Thinking of going low-carb, or cutting out carbs altogether? Maybe it’s time to try slow-carb instead…

You’ve probably heard about popular low-carb diets like the Keto diet. Maybe you’ve even thought of cutting out carbs yourself. After all, carbs have been blamed lately for everything from weight gain to inflammation, to high blood pressure and more.

But before you throw the carbs out with the bathwater, so to speak, you may want to consider another approach. In fact, it’s not necessarily the carbohydrates themselves that are the problem. Instead, just like with fats, it’s the type of carbs you’re eating.

This just makes sense. After all, if you truly gave up ALL carbs, you’d be cutting out virtually all fruits and vegetables, which we all know are some of the healthiest foods you can eat!

Instead of giving up carbs, let’s take a more sensible approach and switch our focus from low-carb to “slow-carb” – as discussed in this article:

When you eat a whole-kernel, minimally processed grain … they take a while to digest. Blood sugar rises relatively more gently. You produce less insulin calorie for calorie… Think of whole grains as slow carbs because of this slow digestion. (Other slow carbs include fruits, vegetables, beans, and grains.)

Whole grains — which include everything from whole wheat to brown rice to steel-cut oats and farro — are also rich in fiber. A new study published in The Lancet finds that people who eat a diet rich in fiber and whole grains have a reduced risk of Type 2 diabetes, stroke, coronary heart disease, and colorectal cancer.

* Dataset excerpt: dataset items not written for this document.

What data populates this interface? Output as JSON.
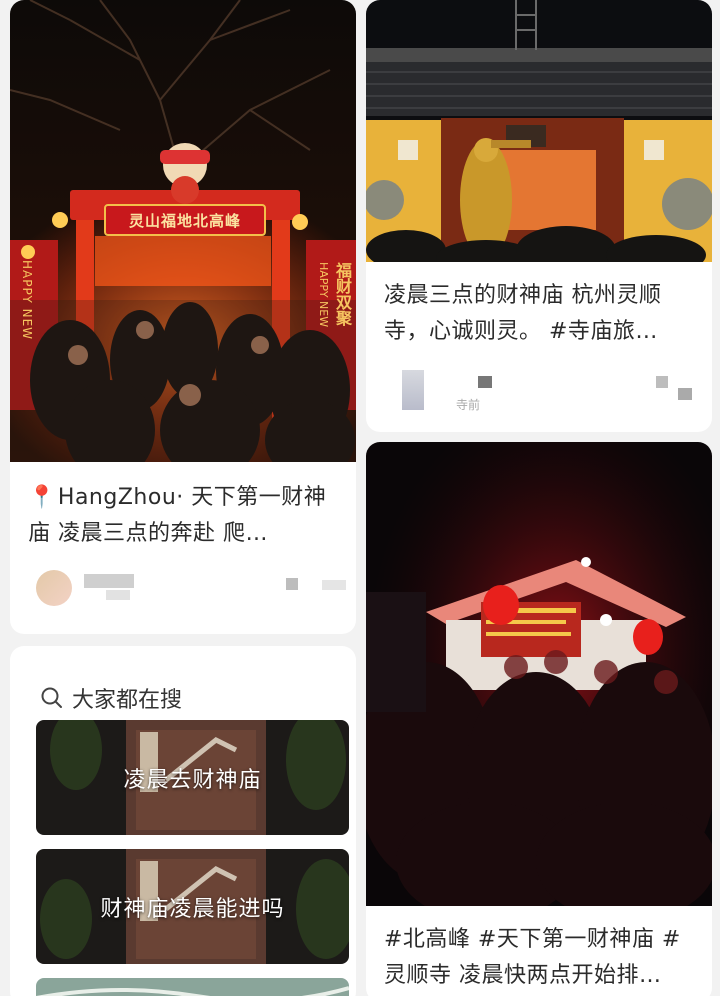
{
  "colors": {
    "background": "#f2f2f2",
    "card": "#ffffff",
    "temple_red": "#c8181c",
    "gold": "#e8b23a"
  },
  "cards": [
    {
      "title_prefix_icon": "location-pin-icon",
      "title": "HangZhou· 天下第一财神庙 凌晨三点的奔赴 爬…",
      "image_gate_sign": "灵山福地北高峰",
      "image_banner_left": "HAPPY NEW",
      "image_banner_right": "福财双聚",
      "image_banner_right_en": "HAPPY NEW"
    },
    {
      "title": "凌晨三点的财神庙 杭州灵顺寺，心诚则灵。 #寺庙旅…",
      "author_partial": "寺前"
    },
    {
      "title": "#北高峰 #天下第一财神庙 #灵顺寺 凌晨快两点开始排…"
    }
  ],
  "search_panel": {
    "icon": "search-icon",
    "heading": "大家都在搜",
    "chips": [
      {
        "label": "凌晨去财神庙"
      },
      {
        "label": "财神庙凌晨能进吗"
      }
    ]
  }
}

Here’s what to visualize: When you eat whole grain wheat bread, you’re getting everything that comes in the wheat kernel. This includes the fiber-rich bran. It also includes the germ, which is the embryo of the seed, so it contains everything that’s needed to nurture new life. Think of wheat germ as a little packet of nutrients, including zinc, magnesium, and Vitamin E.

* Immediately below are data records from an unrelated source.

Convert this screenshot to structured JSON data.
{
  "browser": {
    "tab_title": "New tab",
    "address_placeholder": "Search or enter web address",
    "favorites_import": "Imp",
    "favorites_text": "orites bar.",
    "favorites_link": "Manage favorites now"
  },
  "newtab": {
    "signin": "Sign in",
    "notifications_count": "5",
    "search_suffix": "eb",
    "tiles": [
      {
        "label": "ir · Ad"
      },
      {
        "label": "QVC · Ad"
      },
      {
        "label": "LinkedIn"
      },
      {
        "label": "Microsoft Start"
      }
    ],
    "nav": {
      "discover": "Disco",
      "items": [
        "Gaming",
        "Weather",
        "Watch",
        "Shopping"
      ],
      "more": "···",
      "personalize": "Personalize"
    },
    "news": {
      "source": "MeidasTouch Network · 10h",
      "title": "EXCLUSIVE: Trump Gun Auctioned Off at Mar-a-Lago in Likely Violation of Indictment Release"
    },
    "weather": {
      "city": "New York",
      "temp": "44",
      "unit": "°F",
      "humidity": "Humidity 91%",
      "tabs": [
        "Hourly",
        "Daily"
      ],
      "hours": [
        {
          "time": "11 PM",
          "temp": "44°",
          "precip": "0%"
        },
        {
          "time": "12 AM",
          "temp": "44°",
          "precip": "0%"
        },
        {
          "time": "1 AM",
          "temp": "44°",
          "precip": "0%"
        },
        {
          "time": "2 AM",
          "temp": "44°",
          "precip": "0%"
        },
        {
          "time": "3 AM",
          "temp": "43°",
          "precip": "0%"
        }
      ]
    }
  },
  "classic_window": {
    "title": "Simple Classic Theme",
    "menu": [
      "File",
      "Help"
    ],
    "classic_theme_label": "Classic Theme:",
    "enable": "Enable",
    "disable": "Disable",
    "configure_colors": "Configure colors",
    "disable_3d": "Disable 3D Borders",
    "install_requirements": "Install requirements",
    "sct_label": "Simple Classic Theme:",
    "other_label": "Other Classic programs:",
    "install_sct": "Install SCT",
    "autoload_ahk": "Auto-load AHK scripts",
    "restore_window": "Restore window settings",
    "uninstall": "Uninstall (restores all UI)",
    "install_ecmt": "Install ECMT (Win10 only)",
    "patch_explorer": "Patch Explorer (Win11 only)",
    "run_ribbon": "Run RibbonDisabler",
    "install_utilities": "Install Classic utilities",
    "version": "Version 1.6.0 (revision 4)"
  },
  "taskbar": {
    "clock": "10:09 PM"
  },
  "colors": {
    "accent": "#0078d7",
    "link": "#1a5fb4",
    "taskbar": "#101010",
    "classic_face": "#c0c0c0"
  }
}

But with white bread, all this good stuff has been stripped out during processing. All that’s left is starch, which is one step away from turning to sugar in your body. “Refined starch is the hidden sugar,” says Dr. Dariush Mozaffarian, dean of the nutrition school at Tufts University.


Dr. David Ludwig (of the Harvard School of Public Health) says it’s time we “just get off the roller-coaster” — the cycle of spiking blood sugar and hunger that refined carbs can cause. He says aim to replace refined carbs with whole fruits (the fiber in them slows digestion), beans, nuts, a variety of healthy fats, and plenty of protein.